Monday, April 19, 2010

Two Week's Difference

Between the kittens and the chicks, we have all stages of cuteness in the house right now.  I realized that the age difference between the two sets of kittens and chicks is about two weeks for each species and thought it interesting to see how much an animal can grow during that time, whether it's a mammal or a bird.  The 3.5 week old kitten on the left of the photo is like a toddler, walking unsteadily and interacting with humans now (he likes to have his tummy tickled).  The other kitten is just over one week old and still crawls on his belly.  His eyes are open, but his vision isn't very developed yet.  He still finds his mother by using his nose.  The two litters are kept separately for now, supervised by their respective mothers.  Eventually, the litters will be combined when the kittens are at similar stages, probably around 6 to 8 weeks of age.
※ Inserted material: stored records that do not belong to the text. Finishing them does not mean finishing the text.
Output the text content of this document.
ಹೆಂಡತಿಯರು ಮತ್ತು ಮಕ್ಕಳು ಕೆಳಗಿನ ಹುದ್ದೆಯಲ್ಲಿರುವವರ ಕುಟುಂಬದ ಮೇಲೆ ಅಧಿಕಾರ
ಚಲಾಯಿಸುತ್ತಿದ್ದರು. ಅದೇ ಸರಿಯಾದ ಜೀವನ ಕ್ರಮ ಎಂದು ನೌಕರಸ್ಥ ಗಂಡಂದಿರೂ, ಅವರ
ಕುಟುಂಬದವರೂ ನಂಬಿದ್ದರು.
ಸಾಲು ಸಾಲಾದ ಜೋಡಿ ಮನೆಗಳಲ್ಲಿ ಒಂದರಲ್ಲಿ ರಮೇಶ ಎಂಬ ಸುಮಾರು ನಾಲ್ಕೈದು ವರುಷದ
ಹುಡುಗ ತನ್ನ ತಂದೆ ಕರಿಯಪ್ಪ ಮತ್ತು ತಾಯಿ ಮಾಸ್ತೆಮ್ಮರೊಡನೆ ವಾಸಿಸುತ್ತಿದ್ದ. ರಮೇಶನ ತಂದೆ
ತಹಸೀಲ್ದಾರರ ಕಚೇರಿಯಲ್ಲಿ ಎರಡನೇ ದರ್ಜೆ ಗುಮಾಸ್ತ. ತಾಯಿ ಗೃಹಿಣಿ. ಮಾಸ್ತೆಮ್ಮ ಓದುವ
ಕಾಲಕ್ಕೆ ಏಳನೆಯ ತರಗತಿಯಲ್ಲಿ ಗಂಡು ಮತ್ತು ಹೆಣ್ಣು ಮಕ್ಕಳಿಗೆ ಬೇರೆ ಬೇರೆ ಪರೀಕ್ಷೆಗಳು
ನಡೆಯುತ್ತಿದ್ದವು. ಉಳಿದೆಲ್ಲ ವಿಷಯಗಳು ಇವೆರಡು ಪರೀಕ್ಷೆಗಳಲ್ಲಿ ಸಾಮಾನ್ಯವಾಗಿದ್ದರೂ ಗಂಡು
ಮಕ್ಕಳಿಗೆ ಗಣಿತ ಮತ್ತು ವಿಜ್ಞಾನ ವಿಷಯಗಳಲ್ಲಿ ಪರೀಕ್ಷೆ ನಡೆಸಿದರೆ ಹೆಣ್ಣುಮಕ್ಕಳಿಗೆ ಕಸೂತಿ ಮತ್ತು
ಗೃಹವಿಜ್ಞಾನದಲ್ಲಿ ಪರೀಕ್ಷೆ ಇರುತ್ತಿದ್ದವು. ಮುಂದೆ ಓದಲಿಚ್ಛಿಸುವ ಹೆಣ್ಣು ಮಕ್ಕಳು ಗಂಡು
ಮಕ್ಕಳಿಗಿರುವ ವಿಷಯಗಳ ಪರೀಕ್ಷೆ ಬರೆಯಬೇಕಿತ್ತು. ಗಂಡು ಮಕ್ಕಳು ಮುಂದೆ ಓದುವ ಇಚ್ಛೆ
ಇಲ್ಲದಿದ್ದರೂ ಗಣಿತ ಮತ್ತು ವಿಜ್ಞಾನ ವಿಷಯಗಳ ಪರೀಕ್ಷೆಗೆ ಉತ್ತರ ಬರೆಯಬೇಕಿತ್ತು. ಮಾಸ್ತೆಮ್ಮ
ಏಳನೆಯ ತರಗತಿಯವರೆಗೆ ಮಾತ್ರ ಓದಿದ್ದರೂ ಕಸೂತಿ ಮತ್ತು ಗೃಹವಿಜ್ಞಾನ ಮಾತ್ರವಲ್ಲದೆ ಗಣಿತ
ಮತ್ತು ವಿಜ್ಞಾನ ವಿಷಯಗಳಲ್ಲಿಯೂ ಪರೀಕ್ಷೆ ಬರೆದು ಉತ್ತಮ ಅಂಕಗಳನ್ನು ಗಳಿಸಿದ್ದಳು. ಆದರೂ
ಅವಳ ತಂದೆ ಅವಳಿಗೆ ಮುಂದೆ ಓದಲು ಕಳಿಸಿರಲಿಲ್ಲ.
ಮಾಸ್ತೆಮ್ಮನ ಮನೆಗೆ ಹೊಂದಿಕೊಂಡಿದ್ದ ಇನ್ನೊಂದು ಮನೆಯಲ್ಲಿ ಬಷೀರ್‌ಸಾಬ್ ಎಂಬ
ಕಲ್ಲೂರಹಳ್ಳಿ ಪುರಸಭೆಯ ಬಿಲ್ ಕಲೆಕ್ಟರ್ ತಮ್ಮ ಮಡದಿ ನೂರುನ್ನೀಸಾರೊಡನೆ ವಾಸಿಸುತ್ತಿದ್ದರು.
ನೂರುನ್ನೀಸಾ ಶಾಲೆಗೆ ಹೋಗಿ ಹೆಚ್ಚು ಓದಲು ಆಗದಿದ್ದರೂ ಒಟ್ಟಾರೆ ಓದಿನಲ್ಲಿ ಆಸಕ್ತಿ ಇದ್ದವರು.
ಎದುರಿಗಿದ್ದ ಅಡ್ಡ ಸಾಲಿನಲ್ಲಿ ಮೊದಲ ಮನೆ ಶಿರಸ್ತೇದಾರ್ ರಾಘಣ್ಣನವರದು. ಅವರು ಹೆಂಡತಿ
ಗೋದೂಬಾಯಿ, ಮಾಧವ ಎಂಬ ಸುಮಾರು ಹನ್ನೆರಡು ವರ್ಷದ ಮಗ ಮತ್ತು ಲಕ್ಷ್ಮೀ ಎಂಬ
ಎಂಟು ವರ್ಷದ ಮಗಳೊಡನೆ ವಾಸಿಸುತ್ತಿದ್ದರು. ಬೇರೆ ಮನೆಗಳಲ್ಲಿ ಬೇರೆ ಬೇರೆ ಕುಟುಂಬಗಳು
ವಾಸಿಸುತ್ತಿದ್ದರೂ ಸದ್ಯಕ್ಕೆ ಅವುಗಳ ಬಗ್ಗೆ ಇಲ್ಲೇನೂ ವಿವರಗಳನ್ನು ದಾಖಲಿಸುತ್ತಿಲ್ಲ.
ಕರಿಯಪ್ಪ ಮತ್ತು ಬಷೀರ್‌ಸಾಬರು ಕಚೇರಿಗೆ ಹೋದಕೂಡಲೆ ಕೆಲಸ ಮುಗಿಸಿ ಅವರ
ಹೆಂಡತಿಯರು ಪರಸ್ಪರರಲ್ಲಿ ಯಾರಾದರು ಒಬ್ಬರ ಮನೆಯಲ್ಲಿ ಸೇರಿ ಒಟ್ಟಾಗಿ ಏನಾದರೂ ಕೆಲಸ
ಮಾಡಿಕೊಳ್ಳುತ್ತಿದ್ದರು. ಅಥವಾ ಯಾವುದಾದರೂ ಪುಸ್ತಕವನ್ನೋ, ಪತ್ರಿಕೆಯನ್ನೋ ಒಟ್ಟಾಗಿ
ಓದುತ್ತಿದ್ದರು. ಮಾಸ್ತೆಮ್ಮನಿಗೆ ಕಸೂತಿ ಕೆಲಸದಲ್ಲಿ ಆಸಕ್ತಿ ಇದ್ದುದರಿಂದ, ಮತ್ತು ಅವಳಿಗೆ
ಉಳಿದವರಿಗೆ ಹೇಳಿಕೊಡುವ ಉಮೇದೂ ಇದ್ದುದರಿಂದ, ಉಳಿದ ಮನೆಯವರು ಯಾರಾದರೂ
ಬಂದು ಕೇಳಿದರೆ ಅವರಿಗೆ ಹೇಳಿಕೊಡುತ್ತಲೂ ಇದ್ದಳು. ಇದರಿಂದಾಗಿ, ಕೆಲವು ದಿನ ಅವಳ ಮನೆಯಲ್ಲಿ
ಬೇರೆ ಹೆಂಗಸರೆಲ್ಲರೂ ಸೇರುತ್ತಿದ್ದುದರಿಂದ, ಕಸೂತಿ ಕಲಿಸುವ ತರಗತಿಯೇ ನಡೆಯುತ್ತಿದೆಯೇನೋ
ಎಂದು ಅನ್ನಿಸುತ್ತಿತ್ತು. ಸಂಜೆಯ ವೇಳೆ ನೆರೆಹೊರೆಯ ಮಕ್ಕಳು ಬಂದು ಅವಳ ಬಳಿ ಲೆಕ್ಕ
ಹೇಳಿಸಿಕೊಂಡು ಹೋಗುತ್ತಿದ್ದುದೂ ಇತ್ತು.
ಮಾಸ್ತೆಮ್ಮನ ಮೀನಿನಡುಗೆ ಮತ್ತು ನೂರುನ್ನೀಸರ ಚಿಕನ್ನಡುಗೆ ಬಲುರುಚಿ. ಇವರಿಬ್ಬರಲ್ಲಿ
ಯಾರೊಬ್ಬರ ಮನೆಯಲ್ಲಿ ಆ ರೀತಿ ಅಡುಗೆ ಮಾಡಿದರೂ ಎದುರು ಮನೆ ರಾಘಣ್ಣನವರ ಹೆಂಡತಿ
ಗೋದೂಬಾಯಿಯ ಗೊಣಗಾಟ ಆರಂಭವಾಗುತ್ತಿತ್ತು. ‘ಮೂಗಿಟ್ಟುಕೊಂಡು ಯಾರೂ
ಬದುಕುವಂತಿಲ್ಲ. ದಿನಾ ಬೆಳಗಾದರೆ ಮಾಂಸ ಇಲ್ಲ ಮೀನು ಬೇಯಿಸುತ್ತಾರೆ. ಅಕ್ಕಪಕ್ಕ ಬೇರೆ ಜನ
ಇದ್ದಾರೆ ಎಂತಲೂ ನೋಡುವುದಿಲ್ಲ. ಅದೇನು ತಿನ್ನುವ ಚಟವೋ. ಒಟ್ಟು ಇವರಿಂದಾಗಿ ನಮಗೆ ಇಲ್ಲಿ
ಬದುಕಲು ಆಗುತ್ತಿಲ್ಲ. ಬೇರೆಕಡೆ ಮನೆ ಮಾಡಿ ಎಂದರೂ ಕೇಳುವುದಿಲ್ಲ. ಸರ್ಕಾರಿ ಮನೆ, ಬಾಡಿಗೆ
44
We have three chicks we got from Agway who are about two weeks older than the four from the hatchery in Ohio.  The chicks pictured are supposed to be similar in size when they are mature in 6 months.  Even with their size differences, all the chicks get along well in their brooder.

The chick on the left is a Rhode Island Red, her big girl feathers starting to come in already.  The little peep on the right is a Buff Orpington still covered in cute chick fuzz.  Whereas the older chicks are now at their awkward ugly stage and the size of a small dove, the little ones still look like Easter chicks.